Immutable, not really a difference. Bad updates can still break the OS.

AB root, however, it would be much easier to fix, but would still be a manual process.

brian@programming.dev on 21 Jul 2024 12:17 next collapse

idk if it would be manual, isn’t the point of ab root to rollback if it doesn’t properly boot afterwards?

barsoap@lemm.ee on 21 Jul 2024 14:18 next collapse

Honestly if you’re managing kernel and userspace remotely it’s your own fault if you don’t netboot. Or maybe Microsoft’s don’t know what the netboot situation looks like in windows land.

sugar_in_your_tea@sh.itjust.works on 21 Jul 2024 15:06 collapse

Aren’t most immutable Linux distros AB, almost by definition? If it’s immutable, you can’t update the system because it’s immutable.

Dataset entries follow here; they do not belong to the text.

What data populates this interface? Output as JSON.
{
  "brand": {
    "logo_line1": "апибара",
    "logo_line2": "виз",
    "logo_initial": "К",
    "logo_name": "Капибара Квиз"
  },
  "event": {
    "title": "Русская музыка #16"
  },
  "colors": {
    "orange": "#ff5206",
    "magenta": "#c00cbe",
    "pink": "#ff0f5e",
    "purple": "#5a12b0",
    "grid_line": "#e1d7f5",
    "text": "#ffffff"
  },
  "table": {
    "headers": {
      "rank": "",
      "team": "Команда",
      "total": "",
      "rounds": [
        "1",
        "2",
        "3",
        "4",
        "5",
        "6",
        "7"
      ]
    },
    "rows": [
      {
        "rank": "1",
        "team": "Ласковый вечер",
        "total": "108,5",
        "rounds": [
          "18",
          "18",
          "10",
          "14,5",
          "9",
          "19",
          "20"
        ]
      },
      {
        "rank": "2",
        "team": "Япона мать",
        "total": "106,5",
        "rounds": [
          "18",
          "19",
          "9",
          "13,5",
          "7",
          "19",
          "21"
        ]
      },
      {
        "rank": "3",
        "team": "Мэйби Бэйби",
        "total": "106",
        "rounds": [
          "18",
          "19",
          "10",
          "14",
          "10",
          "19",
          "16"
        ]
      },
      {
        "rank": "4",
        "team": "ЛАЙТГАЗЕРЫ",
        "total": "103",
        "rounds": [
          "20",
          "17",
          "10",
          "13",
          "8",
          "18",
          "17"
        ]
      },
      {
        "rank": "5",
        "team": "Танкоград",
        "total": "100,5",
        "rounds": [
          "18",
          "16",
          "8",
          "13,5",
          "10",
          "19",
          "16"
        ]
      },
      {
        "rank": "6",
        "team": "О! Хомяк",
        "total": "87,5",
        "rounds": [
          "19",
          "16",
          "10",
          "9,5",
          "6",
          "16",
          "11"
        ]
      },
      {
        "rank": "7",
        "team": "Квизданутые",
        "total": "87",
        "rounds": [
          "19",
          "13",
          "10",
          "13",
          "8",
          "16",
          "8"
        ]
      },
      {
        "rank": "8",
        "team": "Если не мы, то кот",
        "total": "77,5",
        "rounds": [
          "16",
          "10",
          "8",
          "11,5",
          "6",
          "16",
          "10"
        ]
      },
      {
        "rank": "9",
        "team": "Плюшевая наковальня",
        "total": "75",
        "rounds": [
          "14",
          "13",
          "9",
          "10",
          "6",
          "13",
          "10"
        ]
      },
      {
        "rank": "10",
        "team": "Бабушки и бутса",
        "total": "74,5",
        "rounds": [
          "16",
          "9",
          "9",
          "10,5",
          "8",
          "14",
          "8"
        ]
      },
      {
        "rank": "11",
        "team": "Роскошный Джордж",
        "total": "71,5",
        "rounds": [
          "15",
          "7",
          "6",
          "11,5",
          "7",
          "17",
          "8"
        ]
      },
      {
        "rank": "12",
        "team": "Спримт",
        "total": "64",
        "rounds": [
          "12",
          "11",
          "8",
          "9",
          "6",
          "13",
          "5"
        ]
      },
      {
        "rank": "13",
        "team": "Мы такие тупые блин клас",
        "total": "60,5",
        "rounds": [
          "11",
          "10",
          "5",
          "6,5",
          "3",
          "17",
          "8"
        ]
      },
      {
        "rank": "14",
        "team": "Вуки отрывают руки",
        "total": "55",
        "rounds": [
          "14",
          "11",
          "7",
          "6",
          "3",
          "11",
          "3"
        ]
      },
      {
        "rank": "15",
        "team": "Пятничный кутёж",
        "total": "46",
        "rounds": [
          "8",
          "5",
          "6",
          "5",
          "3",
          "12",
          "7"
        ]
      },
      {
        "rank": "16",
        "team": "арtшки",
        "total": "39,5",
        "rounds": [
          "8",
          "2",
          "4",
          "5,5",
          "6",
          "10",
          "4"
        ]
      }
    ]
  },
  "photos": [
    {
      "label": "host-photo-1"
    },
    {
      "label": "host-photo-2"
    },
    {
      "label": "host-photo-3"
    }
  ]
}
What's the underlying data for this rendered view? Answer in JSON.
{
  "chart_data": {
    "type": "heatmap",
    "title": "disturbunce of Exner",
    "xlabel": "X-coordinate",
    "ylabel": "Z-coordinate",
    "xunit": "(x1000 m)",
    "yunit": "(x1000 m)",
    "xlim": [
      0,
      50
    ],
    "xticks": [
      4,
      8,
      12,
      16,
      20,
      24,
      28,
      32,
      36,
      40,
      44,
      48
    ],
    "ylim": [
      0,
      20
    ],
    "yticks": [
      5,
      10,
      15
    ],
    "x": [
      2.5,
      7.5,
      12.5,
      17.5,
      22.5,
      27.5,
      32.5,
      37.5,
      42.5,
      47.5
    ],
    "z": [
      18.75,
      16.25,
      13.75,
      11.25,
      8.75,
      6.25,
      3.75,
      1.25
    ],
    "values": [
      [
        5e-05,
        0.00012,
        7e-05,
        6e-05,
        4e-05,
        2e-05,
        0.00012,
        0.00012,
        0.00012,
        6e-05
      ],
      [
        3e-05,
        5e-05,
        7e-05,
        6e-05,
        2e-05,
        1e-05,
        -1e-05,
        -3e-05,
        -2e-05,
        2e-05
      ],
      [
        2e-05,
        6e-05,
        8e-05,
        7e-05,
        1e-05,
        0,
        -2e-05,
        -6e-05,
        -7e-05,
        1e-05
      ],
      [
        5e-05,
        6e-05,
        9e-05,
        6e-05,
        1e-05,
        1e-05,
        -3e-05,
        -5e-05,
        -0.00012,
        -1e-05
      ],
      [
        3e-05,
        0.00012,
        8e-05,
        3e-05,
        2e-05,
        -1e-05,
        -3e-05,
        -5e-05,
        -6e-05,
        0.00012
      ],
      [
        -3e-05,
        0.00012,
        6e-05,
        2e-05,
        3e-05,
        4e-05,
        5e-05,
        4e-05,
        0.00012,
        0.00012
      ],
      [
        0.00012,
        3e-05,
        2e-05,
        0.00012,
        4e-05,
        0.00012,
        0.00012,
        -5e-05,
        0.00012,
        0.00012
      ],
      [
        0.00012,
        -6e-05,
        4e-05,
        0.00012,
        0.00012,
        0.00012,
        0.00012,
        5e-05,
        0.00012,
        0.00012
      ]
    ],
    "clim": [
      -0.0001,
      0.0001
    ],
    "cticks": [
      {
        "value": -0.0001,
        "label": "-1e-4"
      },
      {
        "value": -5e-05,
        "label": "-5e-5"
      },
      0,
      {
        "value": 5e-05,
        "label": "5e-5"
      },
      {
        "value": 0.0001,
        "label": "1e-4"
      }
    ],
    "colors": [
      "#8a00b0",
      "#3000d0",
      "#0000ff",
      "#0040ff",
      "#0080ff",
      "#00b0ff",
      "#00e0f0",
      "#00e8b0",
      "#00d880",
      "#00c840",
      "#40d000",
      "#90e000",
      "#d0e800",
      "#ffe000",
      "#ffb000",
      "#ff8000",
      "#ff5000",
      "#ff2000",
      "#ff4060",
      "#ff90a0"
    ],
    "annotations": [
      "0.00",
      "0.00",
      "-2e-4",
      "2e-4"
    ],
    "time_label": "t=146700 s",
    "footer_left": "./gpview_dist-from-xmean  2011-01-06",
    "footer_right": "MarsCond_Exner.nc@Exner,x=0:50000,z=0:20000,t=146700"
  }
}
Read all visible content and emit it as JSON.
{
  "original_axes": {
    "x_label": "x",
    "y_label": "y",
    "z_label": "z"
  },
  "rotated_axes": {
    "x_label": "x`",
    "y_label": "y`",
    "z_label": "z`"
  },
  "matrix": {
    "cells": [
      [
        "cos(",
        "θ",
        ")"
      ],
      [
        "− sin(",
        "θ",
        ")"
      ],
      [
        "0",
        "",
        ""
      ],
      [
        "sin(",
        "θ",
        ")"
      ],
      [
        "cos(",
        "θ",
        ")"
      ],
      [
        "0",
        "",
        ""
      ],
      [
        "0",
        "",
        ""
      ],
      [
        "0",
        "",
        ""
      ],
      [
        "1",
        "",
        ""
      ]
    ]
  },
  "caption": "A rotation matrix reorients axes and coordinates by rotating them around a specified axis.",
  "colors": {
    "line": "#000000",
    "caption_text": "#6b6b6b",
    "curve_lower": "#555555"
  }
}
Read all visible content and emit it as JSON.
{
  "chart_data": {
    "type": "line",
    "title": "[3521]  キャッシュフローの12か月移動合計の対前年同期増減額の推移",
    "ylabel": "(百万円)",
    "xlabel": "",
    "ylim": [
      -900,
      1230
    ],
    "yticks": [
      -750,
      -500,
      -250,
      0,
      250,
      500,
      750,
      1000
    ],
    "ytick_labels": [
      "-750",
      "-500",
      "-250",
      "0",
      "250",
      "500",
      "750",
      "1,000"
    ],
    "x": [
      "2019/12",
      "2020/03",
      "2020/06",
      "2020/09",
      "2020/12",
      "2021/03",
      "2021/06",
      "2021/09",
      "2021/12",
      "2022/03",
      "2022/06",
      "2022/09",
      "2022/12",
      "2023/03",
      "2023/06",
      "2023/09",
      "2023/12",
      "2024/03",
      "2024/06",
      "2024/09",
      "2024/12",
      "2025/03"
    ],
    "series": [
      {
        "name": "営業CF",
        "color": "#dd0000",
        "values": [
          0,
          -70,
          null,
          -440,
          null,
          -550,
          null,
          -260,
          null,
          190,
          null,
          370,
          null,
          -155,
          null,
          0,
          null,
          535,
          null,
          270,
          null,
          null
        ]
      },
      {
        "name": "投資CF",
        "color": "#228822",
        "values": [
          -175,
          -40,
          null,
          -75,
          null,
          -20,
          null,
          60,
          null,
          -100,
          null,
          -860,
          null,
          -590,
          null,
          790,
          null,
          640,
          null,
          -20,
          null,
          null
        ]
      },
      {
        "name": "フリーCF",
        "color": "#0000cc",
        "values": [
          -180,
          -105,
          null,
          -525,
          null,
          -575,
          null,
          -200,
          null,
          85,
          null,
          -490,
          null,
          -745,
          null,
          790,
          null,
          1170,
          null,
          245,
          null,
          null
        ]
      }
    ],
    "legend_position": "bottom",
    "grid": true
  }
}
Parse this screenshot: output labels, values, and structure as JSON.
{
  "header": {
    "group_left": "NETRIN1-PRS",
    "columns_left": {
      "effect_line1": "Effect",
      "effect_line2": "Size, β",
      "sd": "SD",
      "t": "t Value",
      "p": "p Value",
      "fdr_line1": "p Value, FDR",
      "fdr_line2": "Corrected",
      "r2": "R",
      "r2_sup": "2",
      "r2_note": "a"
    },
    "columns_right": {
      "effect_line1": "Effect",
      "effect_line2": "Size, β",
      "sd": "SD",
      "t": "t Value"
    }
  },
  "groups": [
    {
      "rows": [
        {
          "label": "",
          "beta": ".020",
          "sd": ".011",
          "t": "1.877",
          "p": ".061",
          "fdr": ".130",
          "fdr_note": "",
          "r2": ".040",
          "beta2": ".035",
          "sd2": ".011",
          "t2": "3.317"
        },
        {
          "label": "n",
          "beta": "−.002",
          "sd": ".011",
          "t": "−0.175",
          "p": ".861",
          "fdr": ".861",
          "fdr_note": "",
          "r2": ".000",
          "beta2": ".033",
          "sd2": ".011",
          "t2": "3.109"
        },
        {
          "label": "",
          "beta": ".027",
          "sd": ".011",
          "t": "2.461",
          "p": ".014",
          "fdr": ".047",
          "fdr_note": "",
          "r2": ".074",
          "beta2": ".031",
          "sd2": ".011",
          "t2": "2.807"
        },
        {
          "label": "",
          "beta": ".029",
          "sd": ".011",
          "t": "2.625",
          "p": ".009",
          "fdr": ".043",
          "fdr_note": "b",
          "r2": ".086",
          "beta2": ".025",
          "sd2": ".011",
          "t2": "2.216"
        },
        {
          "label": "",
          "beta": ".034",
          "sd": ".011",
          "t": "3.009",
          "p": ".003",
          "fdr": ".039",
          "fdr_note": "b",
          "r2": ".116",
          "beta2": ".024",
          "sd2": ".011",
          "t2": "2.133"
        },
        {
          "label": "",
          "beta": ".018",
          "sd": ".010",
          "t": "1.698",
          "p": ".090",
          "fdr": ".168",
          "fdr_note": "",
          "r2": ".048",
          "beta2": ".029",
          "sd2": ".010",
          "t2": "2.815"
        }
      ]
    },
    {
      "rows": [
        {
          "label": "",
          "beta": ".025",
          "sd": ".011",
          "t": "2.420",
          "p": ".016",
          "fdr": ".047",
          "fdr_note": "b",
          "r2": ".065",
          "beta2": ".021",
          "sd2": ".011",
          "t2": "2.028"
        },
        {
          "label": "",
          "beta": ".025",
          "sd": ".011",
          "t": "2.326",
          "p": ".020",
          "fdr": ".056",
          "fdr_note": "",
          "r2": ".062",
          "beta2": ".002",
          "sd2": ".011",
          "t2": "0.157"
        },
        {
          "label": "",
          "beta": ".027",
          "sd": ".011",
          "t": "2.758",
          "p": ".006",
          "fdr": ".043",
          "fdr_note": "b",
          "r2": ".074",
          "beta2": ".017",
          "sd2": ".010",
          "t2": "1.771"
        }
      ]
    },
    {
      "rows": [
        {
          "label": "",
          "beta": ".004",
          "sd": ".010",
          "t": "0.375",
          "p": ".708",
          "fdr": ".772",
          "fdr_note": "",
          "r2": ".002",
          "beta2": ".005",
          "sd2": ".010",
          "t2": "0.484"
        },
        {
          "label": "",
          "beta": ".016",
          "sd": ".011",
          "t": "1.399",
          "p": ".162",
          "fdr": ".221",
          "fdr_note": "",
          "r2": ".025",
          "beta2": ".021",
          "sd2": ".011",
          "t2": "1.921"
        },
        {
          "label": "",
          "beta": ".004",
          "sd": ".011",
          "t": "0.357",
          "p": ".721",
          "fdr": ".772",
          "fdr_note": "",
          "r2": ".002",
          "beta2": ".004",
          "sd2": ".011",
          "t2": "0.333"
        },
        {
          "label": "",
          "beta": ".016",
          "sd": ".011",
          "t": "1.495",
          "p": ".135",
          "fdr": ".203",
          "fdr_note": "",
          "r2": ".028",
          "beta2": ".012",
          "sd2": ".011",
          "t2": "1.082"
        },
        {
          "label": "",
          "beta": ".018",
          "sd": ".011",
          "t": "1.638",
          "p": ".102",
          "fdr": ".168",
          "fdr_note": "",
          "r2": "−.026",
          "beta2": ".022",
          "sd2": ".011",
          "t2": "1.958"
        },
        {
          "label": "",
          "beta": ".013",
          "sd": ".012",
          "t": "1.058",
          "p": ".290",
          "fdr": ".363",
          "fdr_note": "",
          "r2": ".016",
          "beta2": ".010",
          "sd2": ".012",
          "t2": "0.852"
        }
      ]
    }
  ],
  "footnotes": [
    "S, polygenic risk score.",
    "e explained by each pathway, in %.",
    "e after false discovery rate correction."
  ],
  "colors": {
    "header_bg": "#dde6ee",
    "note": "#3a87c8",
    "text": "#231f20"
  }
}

If you make it mutable for updates, it’s no longer immutable.

The process should be:

  1. Boot from A
  2. Install new version to B
  3. Reboot into B
  4. If unstable, go to 1
  5. If stable, repeat from 1, but with A and B swapped

That’s how immutable systems work. The main alternative is a PXE system, and in that case you fix the image in one place and power cycle all your machines.

If you’re mounting your immutable system as mutable for updates, congratulations, you have the worst of immutable and mutable systems and you deserve everything bad that happens because of it.